Consolation has been on anti-inflammatories for 2 days now, and she is a much happier horse. Her whole aspect is brighter. She’s relaxed and no longer suspicious about being handled. Her skin is still strange (a bit crinkly under the haircoat, with those strange black flakes) in the affected areas, but the heat, swelling, and tenderness have vanished. Because the saddle area is all clear, I’m going to go ahead and try riding her this afternoon. Stay tuned.
Acey is moving right along toward her first endurance ride. On Sunday, we did 11 miles at a decent race pace of aboaut 7 mph (for beginning distance accumulation, obviously, not winning) in the sandy hills near Adrian. I like this route because it includes 3 sustained climbs for strength and an interval effect when taken at a steady pace, plus long stretches of gently rolling hills that can be trotted with only a couple breaks to walk down steep grades.
Monday afternoon, her legs were firm and cool and her eyes bright, so we saddled up for a speed ride. The maintainance road for the irrigation canal a mile from In the Night Farm makes a perfect track: packed-sand footing, no traffic, nearly flat for a good 6 miles, and a few duck fly-ups to keep things interesting. I like to use this route for the occasional evening trail ride, but it’s even better for sustained, fast trots and extended canters.
Garmin was busy charging, so I didn’t get to record our actual speed and distance. I’d guess we travelled about 7 miles at an average of 10-12 mph — not bad for a 13.1 pony. That that was our cruising speed, though.
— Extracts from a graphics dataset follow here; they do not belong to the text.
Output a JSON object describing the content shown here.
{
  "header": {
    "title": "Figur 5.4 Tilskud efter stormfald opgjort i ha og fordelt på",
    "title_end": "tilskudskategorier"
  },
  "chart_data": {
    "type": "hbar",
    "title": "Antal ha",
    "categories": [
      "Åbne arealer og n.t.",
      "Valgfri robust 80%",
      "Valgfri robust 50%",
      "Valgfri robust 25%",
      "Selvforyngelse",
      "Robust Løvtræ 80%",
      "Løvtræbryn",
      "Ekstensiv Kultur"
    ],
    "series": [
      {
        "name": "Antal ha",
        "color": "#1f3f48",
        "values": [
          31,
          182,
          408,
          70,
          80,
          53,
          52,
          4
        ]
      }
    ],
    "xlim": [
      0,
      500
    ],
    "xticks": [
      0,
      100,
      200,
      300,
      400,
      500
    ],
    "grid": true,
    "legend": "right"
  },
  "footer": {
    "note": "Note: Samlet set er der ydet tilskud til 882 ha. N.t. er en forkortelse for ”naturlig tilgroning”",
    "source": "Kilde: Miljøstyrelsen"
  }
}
The workout was periodically interrupted by Acey’s need to ogle the cows and calves populating the BLM land on the opposite side of the canal. By the end of the ride, she was pretty much over it, so hopefully that won’t be as much of an issue next time.
Acey consistently surprises me with her recoveries. I’m going on perception here, but she never seems to get really winded, and she has plenty of spring left to offer just minutes after finishing a hour of effort. I should hook up the heart rate monitor so I can watch what’s really going on.